Pelabuhan dan zona perdagangan bebas di sebelahnya menyumbang 36% dari PDB Dubai. Ratusan kapal dekat Selat Hormuz juga berhenti karena khawatir Iran akan tutup jalur penting itu.

MEMBACA  Harga kakao belum menunjukkan tanda-tanda penurunan permintaan

Selain itu, serangan dari Iran menyebabkan ruang udara ditutup di sekitar Teluk. Wilayah ini telah menjadi hub maskapai penerbangan global utama yang juga penggerak besar ekonomi regional.

“Apa yang terjadi di UAE bisa menjadi bencana, kecuali mereka tekan Trump [untuk] kalahkan Iran dengan cepat dan tegas atau menyerah segera,” peringat Marko Kolanovic, mantan kepala strategi di JPMorgan, di X. “Dengan 88% ekspat, pariwisata, keuangan, eksposur udara dan pengiriman, ini juga bisa kirim guncangan ke seluruh dunia.”

Dia tunjukkan bahwa Dubai alami krisis properti tahun 2009 dan 2010 yang sebagian besar terbatas di kota itu, tapi tetap ada implikasi untuk pasar keuangan global.

“Situasi ini jauh lebih buruk,” tambah Kolanovic.

Pertanyaan kunci untuk masa depan Dubai adalah berapa banyak ekspatriat akan kabur dan apakah mereka akhirnya akan kembali, sekarang ilusi keamanan mereka telah hancur.

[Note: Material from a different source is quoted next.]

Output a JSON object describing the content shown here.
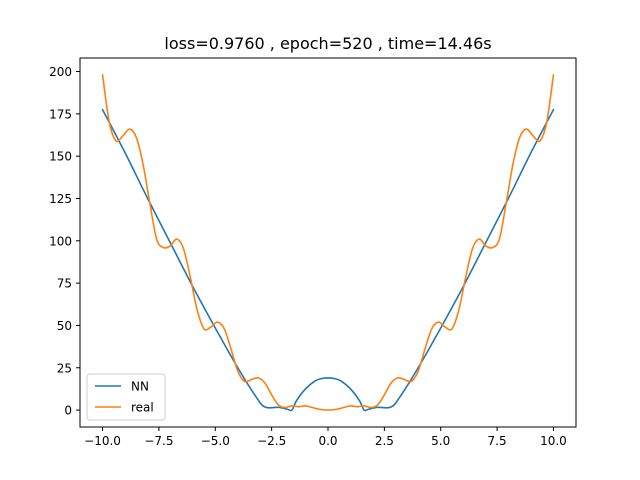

Dubai lama membangun citra keamanan yang sangat kuat, dengan banyak penduduk meninggalkan mobil dan rumah tidak dikunci. Tapi serangan Iran telah memicu ke berebutan ke bandara dan pembelian panik di beberapa supermarket.

“Ini mimpi buruk terbesar Dubai karena esensinya sangat tergantung pada menjadi oasis aman di wilayah bermasalah,” tulis Cinzia Bianco, ahli di European Council on Foreign Relations, di X. “Mungkin ada cara untuk bertahan, tapi tidak ada jalan kembali.”